Science/Technology

USC Iovine and Young Academy Students Launch Augmented Reality Startup

Trojan classmates-turned-entrepreneurs premiere a smartphone-powered headset.

February 28, 2018 Joanna Clay

Tucked in a building in downtown L.A.’s Broadway Theater District, Mira has all the trappings of a startup—cramped quarters, 16-hour days, late-night conference calls with Chinese manufacturers and a mosaic of Post-It notes covering the white walls.

But this startup has a Trojan feel: It grew out of a college project created by three USC seniors. It’s also the first to come out of the USC Jimmy Iovine and Andre Young Academy for Arts, Technology and the Business of Innovation since the undergraduate program started in 2014.

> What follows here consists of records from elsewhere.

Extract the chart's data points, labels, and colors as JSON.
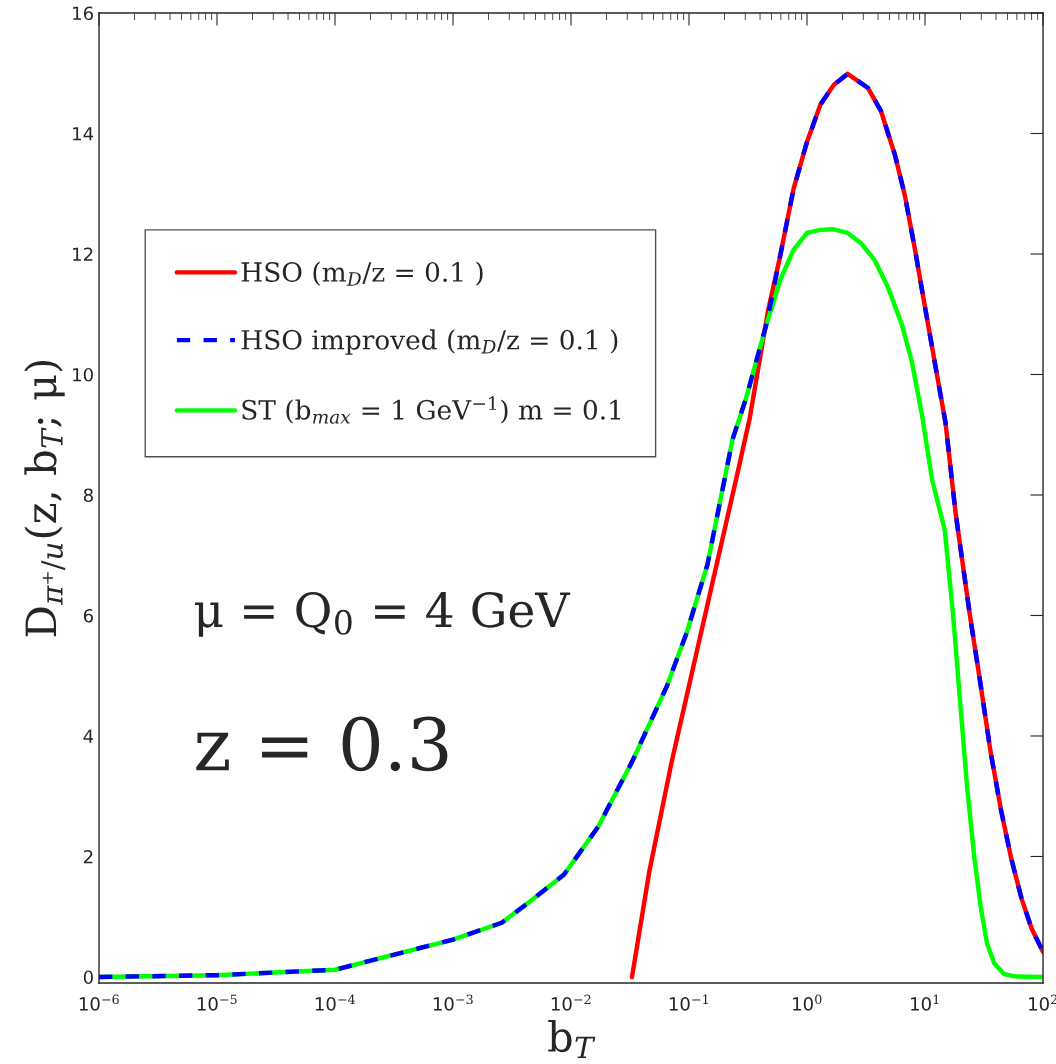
{
  "chart_data": {
    "type": "line",
    "xlabel": "b$_{T}$",
    "ylabel": "D$_{π⁺/u}$(z, b$_{T}$; μ)",
    "log": "x",
    "xlim": [
      1e-06,
      100
    ],
    "ylim": [
      -0.1,
      16
    ],
    "xticks": [
      {
        "value": 1e-06,
        "label": "10$^{−6}$"
      },
      {
        "value": 1e-05,
        "label": "10$^{−5}$"
      },
      {
        "value": 0.0001,
        "label": "10$^{−4}$"
      },
      {
        "value": 0.001,
        "label": "10$^{−3}$"
      },
      {
        "value": 0.01,
        "label": "10$^{−2}$"
      },
      {
        "value": 0.1,
        "label": "10$^{−1}$"
      },
      {
        "value": 1,
        "label": "10$^{0}$"
      },
      {
        "value": 10,
        "label": "10$^{1}$"
      },
      {
        "value": 100,
        "label": "10$^{2}$"
      }
    ],
    "yticks": [
      0,
      2,
      4,
      6,
      8,
      10,
      12,
      14,
      16
    ],
    "grid": false,
    "legend": "top left",
    "marker": "none",
    "annotations": [
      "μ = Q$_{0}$ = 4 GeV",
      "z = 0.3"
    ],
    "series": [
      {
        "name": "HSO (m$_{D}$/z = 0.1 )",
        "color": "#ff0000",
        "line_style": "solid",
        "x": [
          0.0329,
          0.0462,
          0.0713,
          0.1254,
          0.2,
          0.25,
          0.326,
          0.467,
          0.59,
          0.769,
          1.0,
          1.3,
          1.69,
          2.21,
          3.27,
          4.24,
          5.57,
          6.77,
          8.23,
          10.0,
          12.2,
          14.9,
          18.2,
          24.0,
          29.5,
          36.0,
          44.1,
          53.6,
          65.8,
          80.2,
          100
        ],
        "values": [
          0,
          1.76,
          3.57,
          5.68,
          7.42,
          8.25,
          9.26,
          11.05,
          11.95,
          13.08,
          13.86,
          14.48,
          14.81,
          14.99,
          14.76,
          14.37,
          13.64,
          12.96,
          12.07,
          11.12,
          10.16,
          9.21,
          7.69,
          6.01,
          4.87,
          3.73,
          2.77,
          1.98,
          1.3,
          0.8,
          0.42
        ]
      },
      {
        "name": "HSO improved (m$_{D}$/z = 0.1 )",
        "color": "#0000ff",
        "line_style": "dashed",
        "x": [
          1e-06,
          1e-05,
          0.0001,
          0.001,
          0.00259,
          0.0044,
          0.00873,
          0.01694,
          0.0329,
          0.0644,
          0.0962,
          0.1435,
          0.2344,
          0.304,
          0.454,
          0.59,
          0.769,
          1.0,
          1.3,
          1.69,
          2.21,
          3.27,
          4.24,
          5.57,
          6.77,
          8.23,
          10.0,
          12.2,
          14.9,
          18.2,
          24.0,
          29.5,
          36.0,
          44.1,
          53.6,
          65.8,
          80.2,
          100
        ],
        "values": [
          0,
          0.03,
          0.12,
          0.62,
          0.9,
          1.24,
          1.7,
          2.49,
          3.57,
          4.81,
          5.73,
          6.85,
          8.93,
          9.6,
          10.84,
          11.95,
          13.08,
          13.86,
          14.48,
          14.81,
          14.99,
          14.76,
          14.37,
          13.64,
          12.96,
          12.07,
          11.12,
          10.16,
          9.21,
          7.69,
          6.01,
          4.87,
          3.73,
          2.77,
          1.98,
          1.3,
          0.8,
          0.42
        ]
      },
      {
        "name": "ST (b$_{max}$ = 1 GeV$^{−1}$) m = 0.1",
        "color": "#00ff00",
        "line_style": "solid",
        "x": [
          1e-06,
          1e-05,
          0.0001,
          0.001,
          0.00259,
          0.0044,
          0.00873,
          0.01694,
          0.0329,
          0.0644,
          0.0962,
          0.1435,
          0.2344,
          0.304,
          0.454,
          0.515,
          0.59,
          0.769,
          1.0,
          1.3,
          1.69,
          2.21,
          2.87,
          3.74,
          4.85,
          6.34,
          7.73,
          9.44,
          11.5,
          14.7,
          17.3,
          19.8,
          22.7,
          26.0,
          29.5,
          33.5,
          38.5,
          46.7,
          57.4,
          100
        ],
        "values": [
          0,
          0.03,
          0.12,
          0.62,
          0.9,
          1.24,
          1.7,
          2.49,
          3.57,
          4.81,
          5.73,
          6.85,
          8.93,
          9.6,
          10.84,
          11.17,
          11.56,
          12.07,
          12.35,
          12.4,
          12.41,
          12.35,
          12.18,
          11.9,
          11.45,
          10.84,
          10.22,
          9.32,
          8.25,
          7.42,
          6.01,
          4.59,
          3.17,
          2.04,
          1.19,
          0.56,
          0.23,
          0.05,
          0.01,
          0
        ]
      }
    ]
  }
}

Mira co-founders Matt Stern, Ben Taft and Montana Reed launched their first product in summer 2017: an augmented reality headset dubbed Prism that retails for $99. An iPhone snaps on the front, and once the app is engaged, content will stream onto the lens, bringing hologram-like images into the user’s surroundings. Winning a $10,000 Iovine and Young prize allowed the students to build their first prototypes.

The idea for Prism came about when they looked into the popularity of virtual reality and wanted an experience that didn’t disconnect users completely from their current reality. They found there weren’t a ton of augmented reality options—especially affordable ones.

“In VR, there’s a whole spectrum of devices, but in AR, headsets were self-contained computers that cost many thousands of dollars. Then, on the other side of the spectrum, you had these Pokemon Go-style games on your phone,” Taft says. “No one had figured out a middle-market solution.”

Mira has since raised $1.5 million in funding including investment from venture capital firm Sequoia Capital, musician Will.i.am. and Salesforce chief executive and USC Trustee Marc Benioff ’86. It also has a dozen employees, half of whom are Trojans.

“We’ve literally been working in a closet on this for so long, and we’re just like, ‘Here it is,’” Reed says. “It’s good to be able to be out in the community.”